Laline Paull’s debut novel is set inside a hive of bees. The protagonist, and heroine of the tale, is lowly sanitation worker Flora 717. Straight from the start it’s obvious Flora is a special case. Bright, sharp, inquisitive and strong. The backdrop of the hive is seen from her perspective, as she evolves from naïve outsider to determined veteran.

In relative terms her switch is rather fast. Such is the life of an insect. However, in the early chapters there is a slight lag. It isn’t immediately dealt with in a smooth fashion. Paull has to present certain cases and events to build up Flora’s – and the reader’s – understanding of hive life. Information that serves 717 later on in the tale.

As Flora absorbs this we take in the world that Paull creates. From cold insect perspectives (they have no qualms about acts of genocide for the greater good of the Queen) to the rigid structure of the society they occupy. All done for “devotion,” an addictive chemical release from the Queen that brings about glee. Always with the mantra: “Accept, obey, serve.”
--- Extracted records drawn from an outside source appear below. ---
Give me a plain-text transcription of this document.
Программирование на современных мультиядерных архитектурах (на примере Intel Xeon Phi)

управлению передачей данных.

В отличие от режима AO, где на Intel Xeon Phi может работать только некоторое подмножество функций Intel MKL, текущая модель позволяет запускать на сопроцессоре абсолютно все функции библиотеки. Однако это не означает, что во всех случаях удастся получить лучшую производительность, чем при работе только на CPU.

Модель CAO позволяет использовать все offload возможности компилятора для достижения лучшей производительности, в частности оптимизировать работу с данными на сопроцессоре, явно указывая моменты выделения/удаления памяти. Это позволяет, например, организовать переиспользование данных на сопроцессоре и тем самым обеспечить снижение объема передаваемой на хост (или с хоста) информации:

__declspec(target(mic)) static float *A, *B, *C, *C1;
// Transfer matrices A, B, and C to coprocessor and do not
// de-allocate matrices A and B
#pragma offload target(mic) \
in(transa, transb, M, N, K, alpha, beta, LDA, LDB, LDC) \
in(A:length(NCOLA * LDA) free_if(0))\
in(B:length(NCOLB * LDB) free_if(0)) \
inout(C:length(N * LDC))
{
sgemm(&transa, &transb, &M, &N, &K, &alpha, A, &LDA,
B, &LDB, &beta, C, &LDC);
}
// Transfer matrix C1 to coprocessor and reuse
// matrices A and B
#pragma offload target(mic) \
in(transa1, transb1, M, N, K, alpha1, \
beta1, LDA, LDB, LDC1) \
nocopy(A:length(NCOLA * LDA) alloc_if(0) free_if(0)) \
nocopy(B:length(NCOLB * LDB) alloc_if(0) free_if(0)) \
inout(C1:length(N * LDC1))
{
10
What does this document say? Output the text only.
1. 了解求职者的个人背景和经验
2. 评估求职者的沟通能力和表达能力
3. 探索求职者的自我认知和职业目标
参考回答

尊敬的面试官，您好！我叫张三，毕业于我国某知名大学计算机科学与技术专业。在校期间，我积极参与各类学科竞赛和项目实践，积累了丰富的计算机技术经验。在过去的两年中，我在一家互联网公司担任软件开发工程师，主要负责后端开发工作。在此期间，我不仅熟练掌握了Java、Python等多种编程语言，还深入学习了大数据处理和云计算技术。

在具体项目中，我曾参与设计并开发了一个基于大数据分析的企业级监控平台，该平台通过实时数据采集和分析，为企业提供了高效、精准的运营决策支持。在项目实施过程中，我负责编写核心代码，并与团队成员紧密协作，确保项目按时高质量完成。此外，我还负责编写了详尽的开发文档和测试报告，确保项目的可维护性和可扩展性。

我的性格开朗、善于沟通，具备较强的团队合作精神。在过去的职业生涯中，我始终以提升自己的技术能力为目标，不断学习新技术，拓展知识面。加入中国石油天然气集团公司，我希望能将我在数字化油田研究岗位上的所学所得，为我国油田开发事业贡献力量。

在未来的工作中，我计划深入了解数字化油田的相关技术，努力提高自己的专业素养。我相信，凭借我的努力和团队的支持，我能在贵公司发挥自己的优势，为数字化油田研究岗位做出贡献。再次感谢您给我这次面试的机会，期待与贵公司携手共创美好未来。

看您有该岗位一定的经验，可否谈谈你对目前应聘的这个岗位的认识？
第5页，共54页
Throughout the tale Paull interchanges bee physiology with anthropomorphism. This serves to keep Flora’s tale flowing, and after the first third it never lets up. The author also leaves much of the metaphors that apply to human society to the reader’s interpretation. How we perceive their individual messages will say much about our own personal views.

At the heart it is a tale of supressed love, the control of many by the elite few, how faith can be controlled by those that are faithless. It isn’t the political allegory Animal Farm was for its generation but it doesn’t attempt to simplify an ever increasingly complex world.

In the end The Bees is a sweet tale with a sting in its tale.